From: Michael Sperberg-McQueen <U35395@UICVM.UIC.EDU>
Date: Tue, 29 Oct 96 17:39:05 CST
To: W3C SGML Working Group <w3c-sgml-wg@w3.org>
Message-Id: <199610292353.SAA19721@www10.w3.org>

On Fri, 25 Oct 1996 22:41:12 -0400 <lee@sq.com> said:
>Tim Bray
>> Making XML markup case-sensitive is
>> clearly the *right* thing to do,
>
>I agree.

As do I.  I also think it's the most practicable thing to do.  We
will never have less XML legacy data to worry about than we do now
-- so it will never be easier to introduce case sensitivity
throughout the markup language than it is now.

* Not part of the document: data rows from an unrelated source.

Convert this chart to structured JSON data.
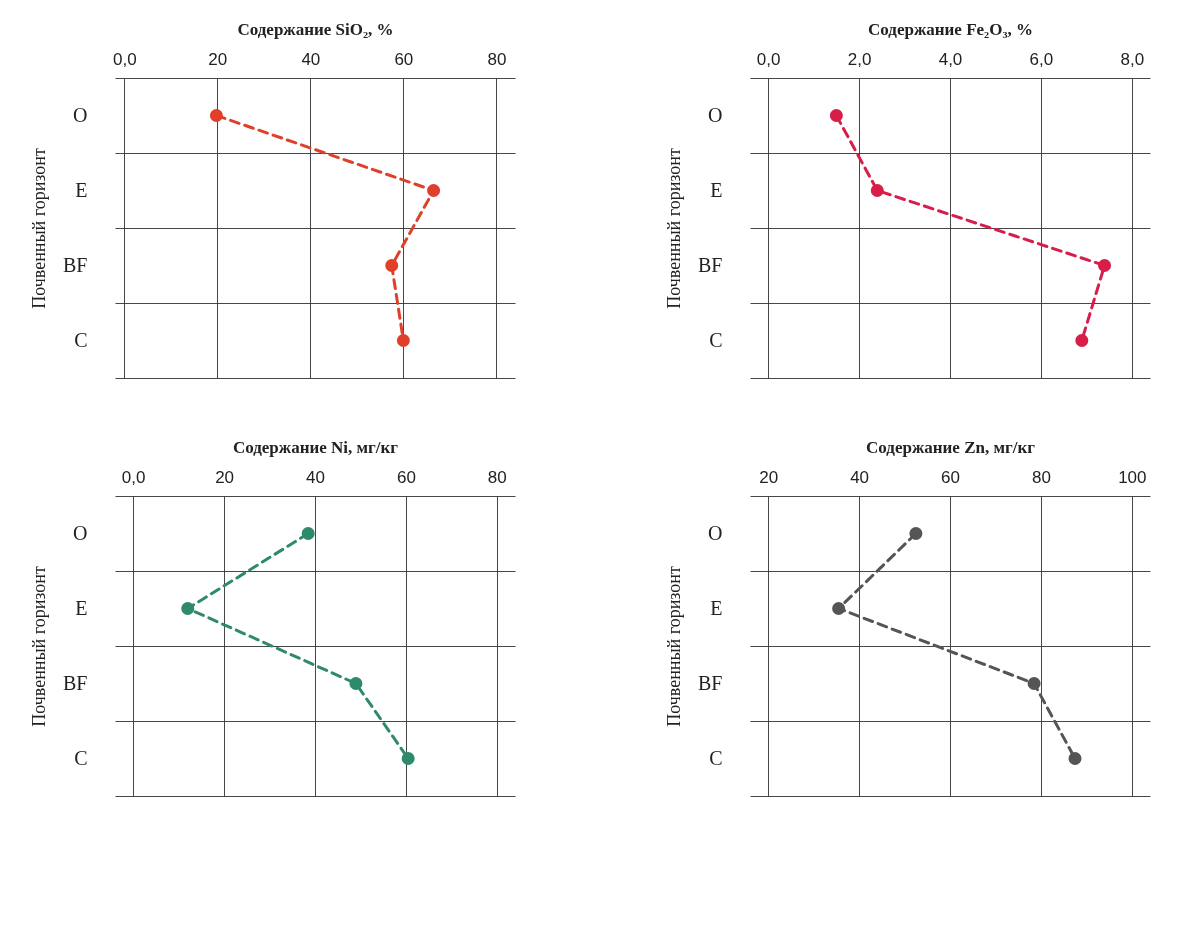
{
  "chart_data": [
    {
      "type": "line",
      "xlabel": "Содержание SiO₂, %",
      "ylabel": "Почвенный горизонт",
      "categories": [
        "O",
        "E",
        "BF",
        "C"
      ],
      "values": [
        19.8,
        66.5,
        57.5,
        60
      ],
      "color": "#e0402a",
      "orientation": "horizontal",
      "xlim": [
        -2,
        84
      ],
      "xticks": [
        {
          "value": 0,
          "label": "0,0"
        },
        20,
        40,
        60,
        80
      ],
      "grid": true,
      "marker": "circle",
      "line_style": "dashed"
    },
    {
      "type": "line",
      "xlabel": "Содержание Fe₂O₃, %",
      "ylabel": "Почвенный горизонт",
      "categories": [
        "O",
        "E",
        "BF",
        "C"
      ],
      "values": [
        1.5,
        2.4,
        7.4,
        6.9
      ],
      "color": "#d81e48",
      "orientation": "horizontal",
      "xlim": [
        -0.4,
        8.4
      ],
      "xticks": [
        {
          "value": 0,
          "label": "0,0"
        },
        {
          "value": 2,
          "label": "2,0"
        },
        {
          "value": 4,
          "label": "4,0"
        },
        {
          "value": 6,
          "label": "6,0"
        },
        {
          "value": 8,
          "label": "8,0"
        }
      ],
      "grid": true,
      "marker": "circle",
      "line_style": "dashed"
    },
    {
      "type": "line",
      "xlabel": "Содержание Ni, мг/кг",
      "ylabel": "Почвенный горизонт",
      "categories": [
        "O",
        "E",
        "BF",
        "C"
      ],
      "values": [
        38.5,
        12,
        49,
        60.5
      ],
      "color": "#2e8a6c",
      "orientation": "horizontal",
      "xlim": [
        -4,
        84
      ],
      "xticks": [
        {
          "value": 0,
          "label": "0,0"
        },
        20,
        40,
        60,
        80
      ],
      "grid": true,
      "marker": "circle",
      "line_style": "dashed"
    },
    {
      "type": "line",
      "xlabel": "Содержание Zn, мг/кг",
      "ylabel": "Почвенный горизонт",
      "categories": [
        "O",
        "E",
        "BF",
        "C"
      ],
      "values": [
        52.5,
        35.5,
        78.5,
        87.5
      ],
      "color": "#555555",
      "orientation": "horizontal",
      "xlim": [
        16,
        104
      ],
      "xticks": [
        20,
        40,
        60,
        80,
        100
      ],
      "grid": true,
      "marker": "circle",
      "line_style": "dashed"
    }
  ]
}
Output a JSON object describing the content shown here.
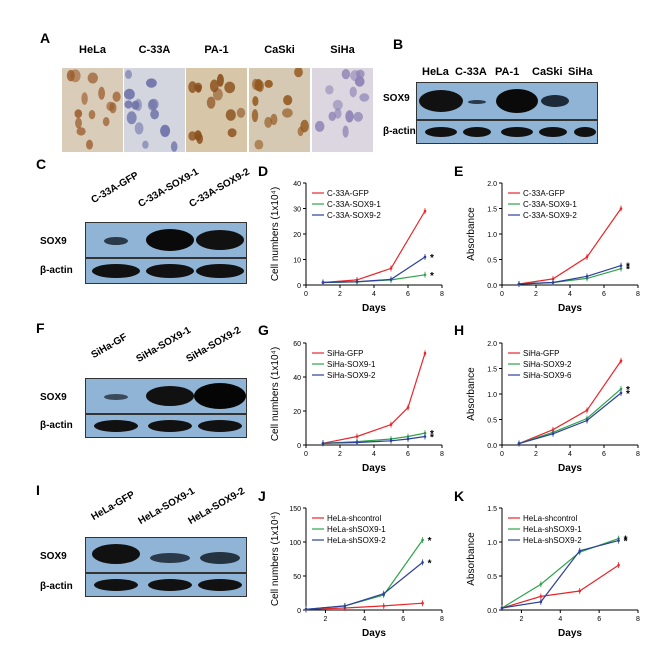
{
  "panels": {
    "A": "A",
    "B": "B",
    "C": "C",
    "D": "D",
    "E": "E",
    "F": "F",
    "G": "G",
    "H": "H",
    "I": "I",
    "J": "J",
    "K": "K"
  },
  "micrographs": [
    {
      "label": "HeLa",
      "base": "#d9ccb8",
      "stain": "#9b5a2a"
    },
    {
      "label": "C-33A",
      "base": "#d3d5df",
      "stain": "#6e72a8"
    },
    {
      "label": "PA-1",
      "base": "#d8c6a8",
      "stain": "#8a4f1c"
    },
    {
      "label": "CaSki",
      "base": "#d5c9b4",
      "stain": "#94591f"
    },
    {
      "label": "SiHa",
      "base": "#dcd6e0",
      "stain": "#8c82b4"
    }
  ],
  "blots": {
    "B": {
      "lanes": [
        "HeLa",
        "C-33A",
        "PA-1",
        "CaSki",
        "SiHa"
      ],
      "rows": [
        "SOX9",
        "β-actin"
      ]
    },
    "C": {
      "lanes": [
        "C-33A-GFP",
        "C-33A-SOX9-1",
        "C-33A-SOX9-2"
      ],
      "rows": [
        "SOX9",
        "β-actin"
      ]
    },
    "F": {
      "lanes": [
        "SiHa-GF",
        "SiHa-SOX9-1",
        "SiHa-SOX9-2"
      ],
      "rows": [
        "SOX9",
        "β-actin"
      ]
    },
    "I": {
      "lanes": [
        "HeLa-GFP",
        "HeLa-SOX9-1",
        "HeLa-SOX9-2"
      ],
      "rows": [
        "SOX9",
        "β-actin"
      ]
    }
  },
  "chart_data": [
    {
      "panel": "D",
      "type": "line",
      "xlabel": "Days",
      "ylabel": "Cell numbers (1x10⁴)",
      "xlim": [
        0,
        8
      ],
      "ylim": [
        0,
        40
      ],
      "xticks": [
        0,
        2,
        4,
        6,
        8
      ],
      "yticks": [
        0,
        10,
        20,
        30,
        40
      ],
      "x": [
        1,
        3,
        5,
        7
      ],
      "series": [
        {
          "name": "C-33A-GFP",
          "color": "#e8262b",
          "values": [
            1,
            2,
            6.5,
            29
          ]
        },
        {
          "name": "C-33A-SOX9-1",
          "color": "#2da44a",
          "values": [
            1,
            1.2,
            2,
            4
          ]
        },
        {
          "name": "C-33A-SOX9-2",
          "color": "#2c3f9c",
          "values": [
            1,
            1.3,
            2.2,
            11
          ]
        }
      ],
      "stars": [
        "*",
        "*"
      ]
    },
    {
      "panel": "E",
      "type": "line",
      "xlabel": "Days",
      "ylabel": "Absorbance",
      "xlim": [
        0,
        8
      ],
      "ylim": [
        0,
        2.0
      ],
      "xticks": [
        0,
        2,
        4,
        6,
        8
      ],
      "yticks": [
        "0.0",
        "0.5",
        "1.0",
        "1.5",
        "2.0"
      ],
      "x": [
        1,
        3,
        5,
        7
      ],
      "series": [
        {
          "name": "C-33A-GFP",
          "color": "#e8262b",
          "values": [
            0.02,
            0.12,
            0.55,
            1.5
          ]
        },
        {
          "name": "C-33A-SOX9-1",
          "color": "#2da44a",
          "values": [
            0.02,
            0.05,
            0.13,
            0.32
          ]
        },
        {
          "name": "C-33A-SOX9-2",
          "color": "#2c3f9c",
          "values": [
            0.02,
            0.05,
            0.17,
            0.38
          ]
        }
      ],
      "stars": [
        "*",
        "*"
      ]
    },
    {
      "panel": "G",
      "type": "line",
      "xlabel": "Days",
      "ylabel": "Cell numbers (1x10⁴)",
      "xlim": [
        0,
        8
      ],
      "ylim": [
        0,
        60
      ],
      "xticks": [
        0,
        2,
        4,
        6,
        8
      ],
      "yticks": [
        0,
        20,
        40,
        60
      ],
      "x": [
        1,
        3,
        5,
        6,
        7
      ],
      "series": [
        {
          "name": "SiHa-GFP",
          "color": "#e8262b",
          "values": [
            1,
            5,
            12,
            22,
            54
          ]
        },
        {
          "name": "SiHa-SOX9-1",
          "color": "#2da44a",
          "values": [
            1,
            2,
            3.5,
            5,
            7
          ]
        },
        {
          "name": "SiHa-SOX9-2",
          "color": "#2c3f9c",
          "values": [
            1,
            1.5,
            2.5,
            3.5,
            5
          ]
        }
      ],
      "stars": [
        "*",
        "*"
      ]
    },
    {
      "panel": "H",
      "type": "line",
      "xlabel": "Days",
      "ylabel": "Absorbance",
      "xlim": [
        0,
        8
      ],
      "ylim": [
        0,
        2.0
      ],
      "xticks": [
        0,
        2,
        4,
        6,
        8
      ],
      "yticks": [
        "0.0",
        "0.5",
        "1.0",
        "1.5",
        "2.0"
      ],
      "x": [
        1,
        3,
        5,
        7
      ],
      "series": [
        {
          "name": "SiHa-GFP",
          "color": "#e8262b",
          "values": [
            0.03,
            0.3,
            0.68,
            1.65
          ]
        },
        {
          "name": "SiHa-SOX9-2",
          "color": "#2da44a",
          "values": [
            0.03,
            0.25,
            0.52,
            1.1
          ]
        },
        {
          "name": "SiHa-SOX9-6",
          "color": "#2c3f9c",
          "values": [
            0.03,
            0.22,
            0.48,
            1.02
          ]
        }
      ],
      "stars": [
        "*",
        "*"
      ]
    },
    {
      "panel": "J",
      "type": "line",
      "xlabel": "Days",
      "ylabel": "Cell numbers (1x10⁴)",
      "xlim": [
        1,
        8
      ],
      "ylim": [
        0,
        150
      ],
      "xticks": [
        2,
        4,
        6,
        8
      ],
      "yticks": [
        0,
        50,
        100,
        150
      ],
      "x": [
        1,
        3,
        5,
        7
      ],
      "series": [
        {
          "name": "HeLa-shcontrol",
          "color": "#e8262b",
          "values": [
            1,
            3,
            6,
            10
          ]
        },
        {
          "name": "HeLa-shSOX9-1",
          "color": "#2da44a",
          "values": [
            1,
            6,
            22,
            103
          ]
        },
        {
          "name": "HeLa-shSOX9-2",
          "color": "#2c3f9c",
          "values": [
            1,
            6,
            24,
            70
          ]
        }
      ],
      "stars": [
        "*",
        "*"
      ]
    },
    {
      "panel": "K",
      "type": "line",
      "xlabel": "Days",
      "ylabel": "Absorbance",
      "xlim": [
        1,
        8
      ],
      "ylim": [
        0,
        1.5
      ],
      "xticks": [
        2,
        4,
        6,
        8
      ],
      "yticks": [
        "0.0",
        "0.5",
        "1.0",
        "1.5"
      ],
      "x": [
        1,
        3,
        5,
        7
      ],
      "series": [
        {
          "name": "HeLa-shcontrol",
          "color": "#e8262b",
          "values": [
            0.03,
            0.2,
            0.28,
            0.66
          ]
        },
        {
          "name": "HeLa-shSOX9-1",
          "color": "#2da44a",
          "values": [
            0.03,
            0.38,
            0.85,
            1.05
          ]
        },
        {
          "name": "HeLa-shSOX9-2",
          "color": "#2c3f9c",
          "values": [
            0.03,
            0.12,
            0.87,
            1.02
          ]
        }
      ],
      "stars": [
        "*",
        "*"
      ]
    }
  ]
}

>> but adds a lot of work for those who
>> want to interoperate with SGML and especially HTML.
>
>Well, the internationalised HTML working group is facing the same issue
>at exactly this moment, and seems to have reached the same conclusion:
>It looks like I18N HTML will have to have NAMECASE NO.

Let's go with them.

>> Failing that, I don't suppose there's any support for going back to
>> 7-bit characters, just for GI's and attribute names?
>
>If it would help, I would support it.

If we *have* to have case folding, which I strenuously dispute, then
the simplest fallback is to use the default case-folding tables of
the Unicode Consortium, which are not hard to get (they come on the
CD when you buy the book, nowadays, and I suspect they're even on
the net somewhere).  As the Unicode Standard Version 2.0 says
(section 4.1, Case, p. 4-2):  "In a few instances, upper- and
lowercase mappings may differ from language to language between
writing systems that employ the same letters.  Examples include
Turkish (... [dotted and dotless I]) and French (...).  However, in
general the vast majority of case mappings are uniform across
languages."

I don't think case-folding is essential to the utility or success of
XML.  Even if it is, though, I don't think it's more important than
internationalization.

Let's all take a deep breath.  Case-sensitive element names,
attribute names, attribute values.  We can live with that.  Element
names restricted to a subset of the alphabet (say, A-J, all
uppercase)?  I couldn't live happily with that, and I can't see
asking the native speakers of every language but English and Latin
to do so.


-C. M. Sperberg-McQueen

Received on Tuesday, 29 October 1996 18:53:20 UTC